Psalm 18:6 In my distress I called upon the LORD; to my God I cried for help. From his temple he heard my voice, and my cry to him reached his ears.

D. Sections

1. Narrative relating what happened: resurrection, vss 4-19a

2. Reasons God resurrected the psalmist/narrator: vss 19b-24

3. Explanation of God’s character and motivations: vss 25-27

4. Consequences for the psalmist/narrator: past, present, and future

a. past: vss 28-30

b. past: the enemies, vss 37-42, include death (1 Corinthians 15:34-36) and “the devil…the rulers…the authorities…the cosmic powers over this present darkness…the spiritual forces of evil in the heavenly places” (Ephesians 6:11-12).

c. future: the enemies will also be revealed in the judgment at Christ’s second coming.

Psalm 18:37 I pursued my enemies and overtook them, and did not turn back till they were consumed. 38 I thrust them through, so that they were not able to rise; they fell under my feet. 39 For you equipped me with strength for the battle; you made those who rise against me sink under me. 40 You made my enemies turn their backs to me, and those who hated me I destroyed. 41 They cried for help, but there was none to save; they cried to the LORD, but he did not answer them. 42 I beat them fine as dust before the wind; I cast them out like the mire of the streets.

d. present: Christ is currently the head of nations and worldwide conqueror of souls in the church/missionary age.

Psalm 18:43 You delivered me from strife with the people; you made me the head of the nations; people whom I had not known served me. 44 As soon as they heard of me they obeyed me; foreigners came cringing to me. 45 Foreigners lost heart and came trembling out of their fortresses.

5. Praise

Psalm 18:30 This God–his way is perfect; the word of the LORD proves true; he is a shield for all those who take refuge in him. 31 For who is God, but the LORD? And who is a rock, except our God?–

46 The LORD lives, and blessed be my rock, and exalted be the God of my salvation–

49 For this I will praise you, O LORD, among the nations, and sing to your name. 50 Great salvation he brings to his king, and shows steadfast love to his anointed, to David and his offspring forever.  

IV. Encouragement for Today’s Readers

The set of verses in the introduction to this article (see above) encourage us today with the sure knowledge that as believers, after death comes resurrection.
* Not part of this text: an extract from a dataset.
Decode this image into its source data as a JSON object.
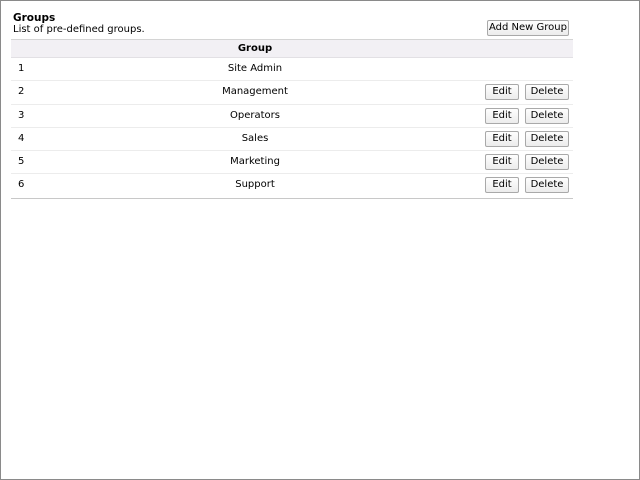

Who does not experience from time to time seasons and events that seem like death and dying itself? The promise of God’s word is that we will pass through these multiple deaths unscathed, just as Daniel emerged from the fiery furnace and the lion’s den. God always brings us through our personal experiences of death and dying not only unharmed but stronger in spirit, joy, love and faith for God, better equipped for giving our testimony to others, just as the psalmist in Psalm 18, and more willing and able to offer support to those who are also suffering.